Matt Elliott
O Meu Mercedes é maior que o teu, Porto
12 Mar 2009
A noite é escura e a desertificação da Ribeira, no Porto, quase que ilumina o caminho em direcção ao cantinho em forma de gruta que dá pelo nome – encurtado – de O Meu Mercedes. Afinal de contas é lá que Matt Elliott se prepara para dar a todos os presentes mais uma razão para se avistar o mundo com olhos pessimistas. Não que ele tente demasiado, mas não tem mesmo alternativas. Está-lhe no sangue. E o actual estado das coisas dá-lhe ainda mais razão.
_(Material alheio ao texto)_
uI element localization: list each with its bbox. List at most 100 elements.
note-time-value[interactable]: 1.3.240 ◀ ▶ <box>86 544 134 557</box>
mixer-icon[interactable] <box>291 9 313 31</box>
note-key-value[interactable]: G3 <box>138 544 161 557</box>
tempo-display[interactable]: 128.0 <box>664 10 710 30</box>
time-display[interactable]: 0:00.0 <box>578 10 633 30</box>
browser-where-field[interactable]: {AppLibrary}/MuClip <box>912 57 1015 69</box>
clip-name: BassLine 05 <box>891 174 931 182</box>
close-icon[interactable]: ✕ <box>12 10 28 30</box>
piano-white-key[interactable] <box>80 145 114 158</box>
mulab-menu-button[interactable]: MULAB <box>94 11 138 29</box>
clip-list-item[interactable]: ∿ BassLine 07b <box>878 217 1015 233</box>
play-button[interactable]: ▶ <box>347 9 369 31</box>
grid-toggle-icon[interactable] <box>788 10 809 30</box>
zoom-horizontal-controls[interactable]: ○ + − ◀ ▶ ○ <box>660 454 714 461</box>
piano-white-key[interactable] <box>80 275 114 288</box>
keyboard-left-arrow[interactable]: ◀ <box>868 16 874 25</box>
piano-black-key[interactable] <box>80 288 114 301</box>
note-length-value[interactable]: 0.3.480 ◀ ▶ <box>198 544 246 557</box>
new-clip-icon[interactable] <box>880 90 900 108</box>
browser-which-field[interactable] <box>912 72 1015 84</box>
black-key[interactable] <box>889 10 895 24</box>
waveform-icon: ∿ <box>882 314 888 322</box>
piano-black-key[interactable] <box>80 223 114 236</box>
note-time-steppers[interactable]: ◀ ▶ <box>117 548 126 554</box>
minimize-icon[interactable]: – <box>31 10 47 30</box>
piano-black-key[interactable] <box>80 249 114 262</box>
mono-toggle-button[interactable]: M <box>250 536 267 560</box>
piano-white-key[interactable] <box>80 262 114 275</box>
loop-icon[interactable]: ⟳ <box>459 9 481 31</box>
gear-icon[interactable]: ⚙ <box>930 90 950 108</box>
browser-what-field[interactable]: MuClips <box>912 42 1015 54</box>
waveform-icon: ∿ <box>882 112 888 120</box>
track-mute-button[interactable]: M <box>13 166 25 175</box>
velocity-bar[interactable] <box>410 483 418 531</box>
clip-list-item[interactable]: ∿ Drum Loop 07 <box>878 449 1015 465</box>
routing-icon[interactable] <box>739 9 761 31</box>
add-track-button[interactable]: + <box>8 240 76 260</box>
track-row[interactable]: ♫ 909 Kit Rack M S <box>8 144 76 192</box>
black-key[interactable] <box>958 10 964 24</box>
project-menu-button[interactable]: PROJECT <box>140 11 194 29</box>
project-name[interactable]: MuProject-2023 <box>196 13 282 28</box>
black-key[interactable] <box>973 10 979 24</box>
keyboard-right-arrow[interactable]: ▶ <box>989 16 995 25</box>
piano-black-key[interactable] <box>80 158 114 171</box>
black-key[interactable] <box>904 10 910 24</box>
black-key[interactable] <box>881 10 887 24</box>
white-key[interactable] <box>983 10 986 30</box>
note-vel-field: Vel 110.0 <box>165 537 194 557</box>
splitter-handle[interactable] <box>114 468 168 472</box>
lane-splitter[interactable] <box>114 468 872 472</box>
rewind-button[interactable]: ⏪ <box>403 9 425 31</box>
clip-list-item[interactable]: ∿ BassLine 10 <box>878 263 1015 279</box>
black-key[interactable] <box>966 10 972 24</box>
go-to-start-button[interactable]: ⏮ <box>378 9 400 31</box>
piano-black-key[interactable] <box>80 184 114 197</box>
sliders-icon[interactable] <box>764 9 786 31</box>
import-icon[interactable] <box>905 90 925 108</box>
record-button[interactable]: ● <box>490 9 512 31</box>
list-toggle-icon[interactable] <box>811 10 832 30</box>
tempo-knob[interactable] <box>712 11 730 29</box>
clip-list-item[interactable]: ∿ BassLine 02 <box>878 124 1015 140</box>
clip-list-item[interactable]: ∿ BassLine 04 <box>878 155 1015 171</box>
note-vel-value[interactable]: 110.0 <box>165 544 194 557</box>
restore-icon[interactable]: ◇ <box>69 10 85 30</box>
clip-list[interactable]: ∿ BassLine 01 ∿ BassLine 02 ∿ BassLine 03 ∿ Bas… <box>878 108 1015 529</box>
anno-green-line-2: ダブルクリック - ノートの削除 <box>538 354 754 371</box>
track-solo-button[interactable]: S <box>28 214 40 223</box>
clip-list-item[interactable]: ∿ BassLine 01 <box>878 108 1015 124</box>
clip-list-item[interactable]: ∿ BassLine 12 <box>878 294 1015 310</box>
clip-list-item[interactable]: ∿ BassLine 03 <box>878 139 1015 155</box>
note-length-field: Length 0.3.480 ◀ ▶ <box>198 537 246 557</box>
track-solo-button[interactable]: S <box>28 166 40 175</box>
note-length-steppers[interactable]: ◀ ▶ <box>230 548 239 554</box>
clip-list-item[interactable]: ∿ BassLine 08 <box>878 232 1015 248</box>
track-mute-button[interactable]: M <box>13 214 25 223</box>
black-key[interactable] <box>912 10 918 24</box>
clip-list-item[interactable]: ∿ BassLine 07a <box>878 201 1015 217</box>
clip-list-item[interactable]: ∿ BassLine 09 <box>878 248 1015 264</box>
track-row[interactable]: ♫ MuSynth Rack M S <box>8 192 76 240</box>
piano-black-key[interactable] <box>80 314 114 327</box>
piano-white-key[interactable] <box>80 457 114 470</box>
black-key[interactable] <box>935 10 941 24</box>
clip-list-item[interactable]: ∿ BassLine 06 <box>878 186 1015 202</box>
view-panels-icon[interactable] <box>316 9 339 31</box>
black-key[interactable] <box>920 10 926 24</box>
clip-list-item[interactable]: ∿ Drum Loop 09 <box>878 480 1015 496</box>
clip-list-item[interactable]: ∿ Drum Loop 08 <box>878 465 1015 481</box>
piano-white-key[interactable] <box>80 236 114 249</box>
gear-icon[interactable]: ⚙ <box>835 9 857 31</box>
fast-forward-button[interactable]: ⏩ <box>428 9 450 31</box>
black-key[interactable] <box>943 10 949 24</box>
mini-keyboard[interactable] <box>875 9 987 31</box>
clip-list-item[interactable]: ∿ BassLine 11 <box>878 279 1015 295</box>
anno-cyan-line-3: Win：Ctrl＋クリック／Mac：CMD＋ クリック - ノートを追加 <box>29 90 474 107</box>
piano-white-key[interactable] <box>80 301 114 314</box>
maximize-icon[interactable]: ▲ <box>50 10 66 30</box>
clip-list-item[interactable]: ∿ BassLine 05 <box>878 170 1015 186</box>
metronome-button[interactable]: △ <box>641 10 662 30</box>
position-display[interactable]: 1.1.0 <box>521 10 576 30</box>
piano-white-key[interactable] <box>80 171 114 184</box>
Ele é o senhor Third Eye Foundation mas com quatro discos assinados em nome próprio é um criador autónomo, auto-suficiente, aplicado. São três registos de uma profunda escuridão, telas realistas que não se coíbem de retratar o mundo com ele o é muitas vezes: feio, triste, trágico.

Matt Elliott © Leonel Sousa

Quando pega numa guitarra a viagem começa. E aí Matt Elliott já agarrou todos aqueles que se deixam seguir pela imaginação que reverte em pequenas aldeias à beira-mar, de mulheres que choram os homens perdidos no oceano, de marinheiros que já não o são, de canções embriagadas, de e para bêbedos. Não é só por ele ter escrito canções sobre o mar e as suas tragédias, mas também porque a sua música tem uma qualidade marítima. De dar e receber, de ir e voltar, de qualidade fatalista. O último Howling Songs aparece em cena várias vezes e sempre de forma hábil – mas pouco ou nada interessa revelar nomes ou títulos. Duas guitarras em palco – uma acústica, outra eléctrica – servidas por pedais de efeitos e jogos de loops que não acabam (felizmente). E camadas que se sobrepõem e adensam o mistério. E depois aquela voz séria e dramática (a fazer lembrar Leonard Cohan mais do que uma vez) a versar sobre as mesmas desgraças que são comuns a todos.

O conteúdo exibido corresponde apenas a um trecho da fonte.